Spiramycin is a macrolide antibiotic with an antibacterial spectrum similar to erythromycin and clindamycin. It is bacteriostatic at serum concentrations but may be bactericidal at achievable tissue concentrations. The mechanism of action is unclear, but it acts on the 50S subunit of bacterial ribosomes and interferes with translocation. Absorption from the GI tract is irregular (20-50% of the oral dose is absorbed). Following oral administration, peak plasma levels are achieved within 2-4 hours. Spiramycin has a longer half-life than erythromycin and sustains higher tissue levels.
Azithromycin acts by binding to the 50S ribosomal subunit of susceptible microorganisms, thereby interfering with microbial protein synthesis. Nucleic acid synthesis is not affected.
Azithromycin concentrates in phagocytes and fibroblasts, as demonstrated by in vitro incubation techniques. In vivo studies suggest that concentration of the drug in phagocytes contributes to drug distribution to inflamed tissues. Azithromycin treats mild to moderate microbial infections.
This is the drug of choice for maternal or fetal toxoplasmosis. It is an alternative therapy in other patient populations when pyrimethamine and sulfadiazine cannot be used.
These agents have anti-inflammatory properties and cause profound and varied metabolic effects. Corticosteroids modify the body's immune response to diverse stimuli. In cases in which anterior uveitis is present, topical corticosteroids are used to treat the inflammation.
Prednisone is used to limit inflammatory damage. The use of oral corticosteroids without antibiotic coverage may produce an immunodeficiency state that results in the rapid spread of tachyzoites and widespread retinitis. Antiparasitic agents should be stopped only after the steroids have been stopped. The steroids should never be used without antiparasitic coverage in the treatment of ocular toxoplasmosis.
Corticosteroids are probably not indicated in patients who are immunosuppressed. Some specialists wait 24-48 hours after the initiation of antibiotic therapy before starting prednisone, while others begin antibiotics and prednisone simultaneously.

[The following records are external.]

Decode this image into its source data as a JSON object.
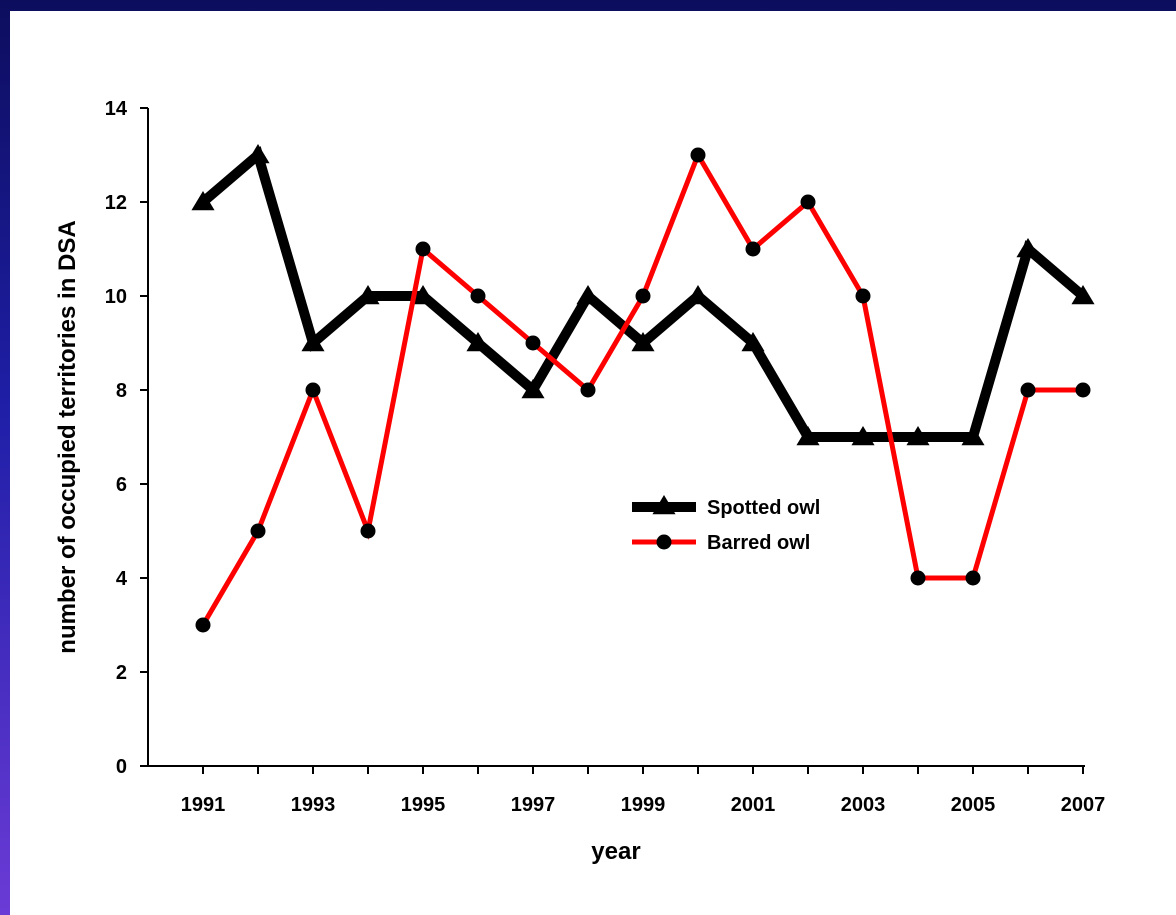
{
  "chart_data": {
    "type": "line",
    "x": [
      1991,
      1992,
      1993,
      1994,
      1995,
      1996,
      1997,
      1998,
      1999,
      2000,
      2001,
      2002,
      2003,
      2004,
      2005,
      2006,
      2007
    ],
    "series": [
      {
        "name": "Spotted owl",
        "color": "#000000",
        "marker": "triangle",
        "values": [
          12,
          13,
          9,
          10,
          10,
          9,
          8,
          10,
          9,
          10,
          9,
          7,
          7,
          7,
          7,
          11,
          10
        ]
      },
      {
        "name": "Barred owl",
        "color": "#ff0000",
        "marker": "circle",
        "values": [
          3,
          5,
          8,
          5,
          11,
          10,
          9,
          8,
          10,
          13,
          11,
          12,
          10,
          4,
          4,
          8,
          8
        ]
      }
    ],
    "xlabel": "year",
    "ylabel": "number of occupied territories in DSA",
    "ylim": [
      0,
      14
    ],
    "yticks": [
      0,
      2,
      4,
      6,
      8,
      10,
      12,
      14
    ],
    "xticks": [
      1991,
      1993,
      1995,
      1997,
      1999,
      2001,
      2003,
      2005,
      2007
    ],
    "grid": false,
    "legend": "center-right"
  }
}
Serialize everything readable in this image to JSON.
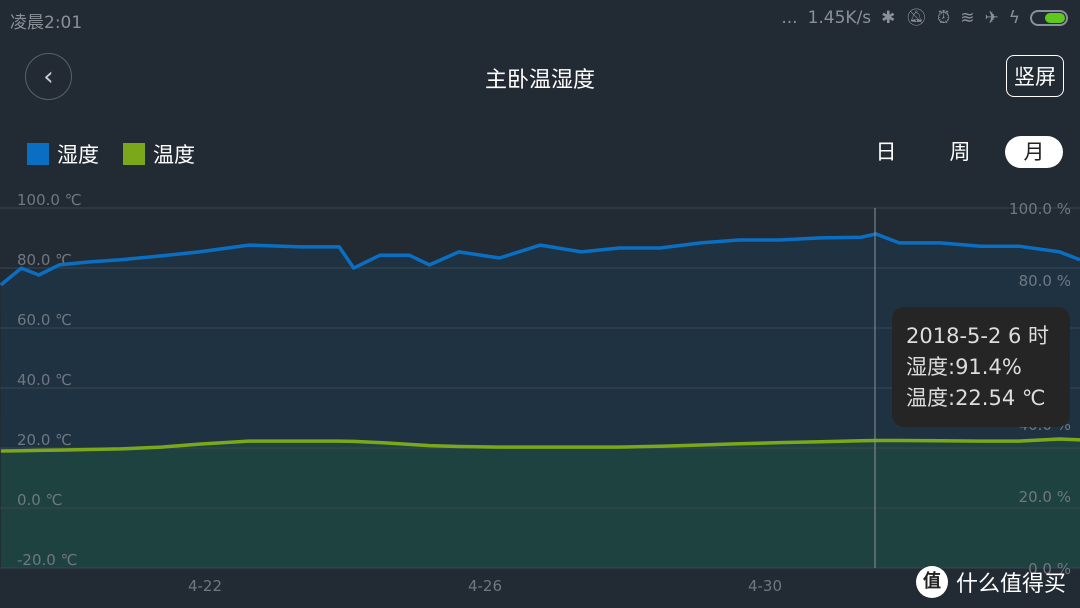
{
  "status_bar": {
    "time": "凌晨2:01",
    "dots": "...",
    "net_speed": "1.45K/s",
    "icons": [
      "bluetooth-icon",
      "mute-icon",
      "alarm-icon",
      "wifi-icon",
      "airplane-icon",
      "charging-icon",
      "battery-icon"
    ]
  },
  "header": {
    "title": "主卧温湿度",
    "rotate_label": "竖屏",
    "back_icon": "chevron-left-icon"
  },
  "legend": [
    {
      "label": "湿度",
      "color": "#0a6fc2"
    },
    {
      "label": "温度",
      "color": "#7aa81a"
    }
  ],
  "tabs": [
    {
      "label": "日",
      "active": false
    },
    {
      "label": "周",
      "active": false
    },
    {
      "label": "月",
      "active": true
    }
  ],
  "tooltip": {
    "time": "2018-5-2 6 时",
    "humidity": "湿度:91.4%",
    "temperature": "温度:22.54 ℃"
  },
  "watermark": {
    "badge": "值",
    "text": "什么值得买"
  },
  "chart_data": {
    "type": "line",
    "x_ticks": [
      "4-22",
      "4-26",
      "4-30"
    ],
    "left_axis": {
      "unit": "℃",
      "ylim": [
        -20,
        100
      ],
      "ticks": [
        "100.0 ℃",
        "80.0 ℃",
        "60.0 ℃",
        "40.0 ℃",
        "20.0 ℃",
        "0.0 ℃",
        "-20.0 ℃"
      ]
    },
    "right_axis": {
      "unit": "%",
      "ylim": [
        0,
        100
      ],
      "ticks": [
        "100.0 %",
        "80.0 %",
        "60.0 %",
        "40.0 %",
        "20.0 %",
        "0.0 %"
      ]
    },
    "grid": true,
    "x": [
      "2018-04-19T02",
      "2018-04-19T09",
      "2018-04-19T15",
      "2018-04-19T22",
      "2018-04-20T08",
      "2018-04-20T19",
      "2018-04-21T09",
      "2018-04-21T22",
      "2018-04-22T15",
      "2018-04-23T09",
      "2018-04-23T22",
      "2018-04-24T03",
      "2018-04-24T12",
      "2018-04-24T22",
      "2018-04-25T05",
      "2018-04-25T15",
      "2018-04-26T05",
      "2018-04-26T19",
      "2018-04-27T09",
      "2018-04-27T22",
      "2018-04-28T12",
      "2018-04-29T02",
      "2018-04-29T15",
      "2018-04-30T05",
      "2018-04-30T19",
      "2018-05-01T09",
      "2018-05-01T14",
      "2018-05-01T22",
      "2018-05-02T12",
      "2018-05-03T02",
      "2018-05-03T15",
      "2018-05-04T05",
      "2018-05-04T12"
    ],
    "series": [
      {
        "name": "湿度",
        "axis": "right",
        "color": "#0a6fc2",
        "values": [
          78.6,
          83.3,
          81.4,
          84.2,
          85.0,
          85.6,
          86.7,
          87.8,
          89.7,
          89.2,
          89.2,
          83.3,
          86.9,
          86.9,
          84.2,
          87.8,
          86.1,
          89.7,
          87.8,
          88.9,
          88.9,
          90.3,
          91.1,
          91.1,
          91.7,
          91.9,
          92.8,
          90.3,
          90.3,
          89.4,
          89.4,
          87.8,
          85.6
        ]
      },
      {
        "name": "温度",
        "axis": "left",
        "color": "#7aa81a",
        "values": [
          19.0,
          19.1,
          19.2,
          19.3,
          19.5,
          19.7,
          20.3,
          21.3,
          22.3,
          22.3,
          22.3,
          22.2,
          21.8,
          21.2,
          20.8,
          20.5,
          20.3,
          20.3,
          20.3,
          20.3,
          20.6,
          21.0,
          21.4,
          21.8,
          22.1,
          22.4,
          22.5,
          22.5,
          22.4,
          22.3,
          22.3,
          23.0,
          22.7
        ]
      }
    ]
  }
}
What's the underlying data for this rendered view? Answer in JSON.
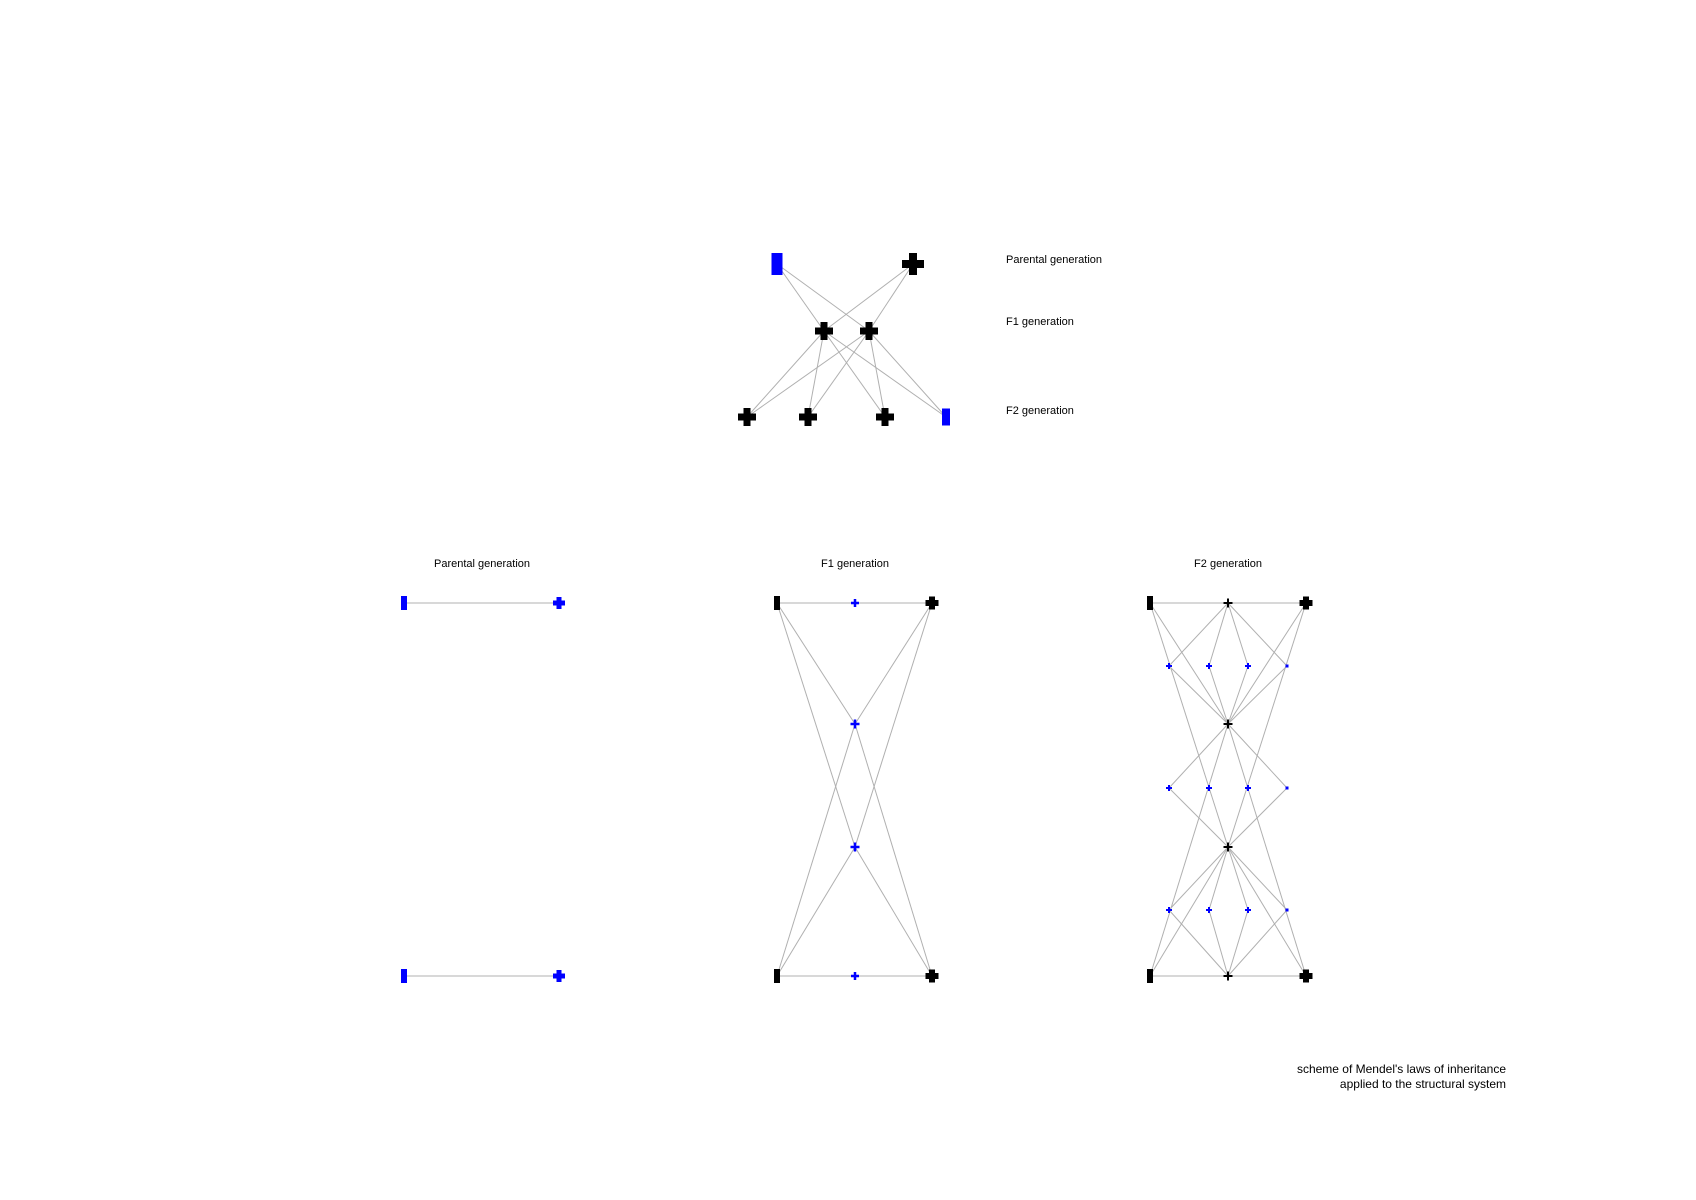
{
  "top_diagram": {
    "labels": [
      "Parental generation",
      "F1 generation",
      "F2 generation"
    ]
  },
  "panels": [
    {
      "title": "Parental generation"
    },
    {
      "title": "F1 generation"
    },
    {
      "title": "F2 generation"
    }
  ],
  "caption": {
    "line1": "scheme of Mendel's laws of inheritance",
    "line2": "applied to the structural system"
  },
  "colors": {
    "blue": "#0000ff",
    "black": "#000000",
    "edge": "#b0b0b0"
  }
}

This agent decreases inflammation by suppressing the migration of polymorphonuclear leukocytes and reversing increased capillary permeability. The frequency of application depends on degree of ocular inflammation.
These agents are used to replenish folic acid when the patient is being treated with folic acid antagonists.
This agent is also called folinic acid. Leucovorin is a derivative of folic acid that is used with folic acid antagonists, such as sulfonamides and pyrimethamine.
As in any eye with uveitis, posterior synechiae often form if a pupil is not mobilized. Anticholinergic agents, such as cyclopentolate, atropine, and homatropine, block the sphincter muscle of the iris and the muscle in the ciliary body that is responsible for accommodation to produce mydriasis and paralysis of accommodation.
This agent prevents the muscle of the ciliary body and the sphincter muscle of the iris from responding to cholinergic stimulation. It induces mydriasis in 30-60 minutes and cycloplegia in 25-75 minutes. Infants should not be given concentrations of more than 0.5%.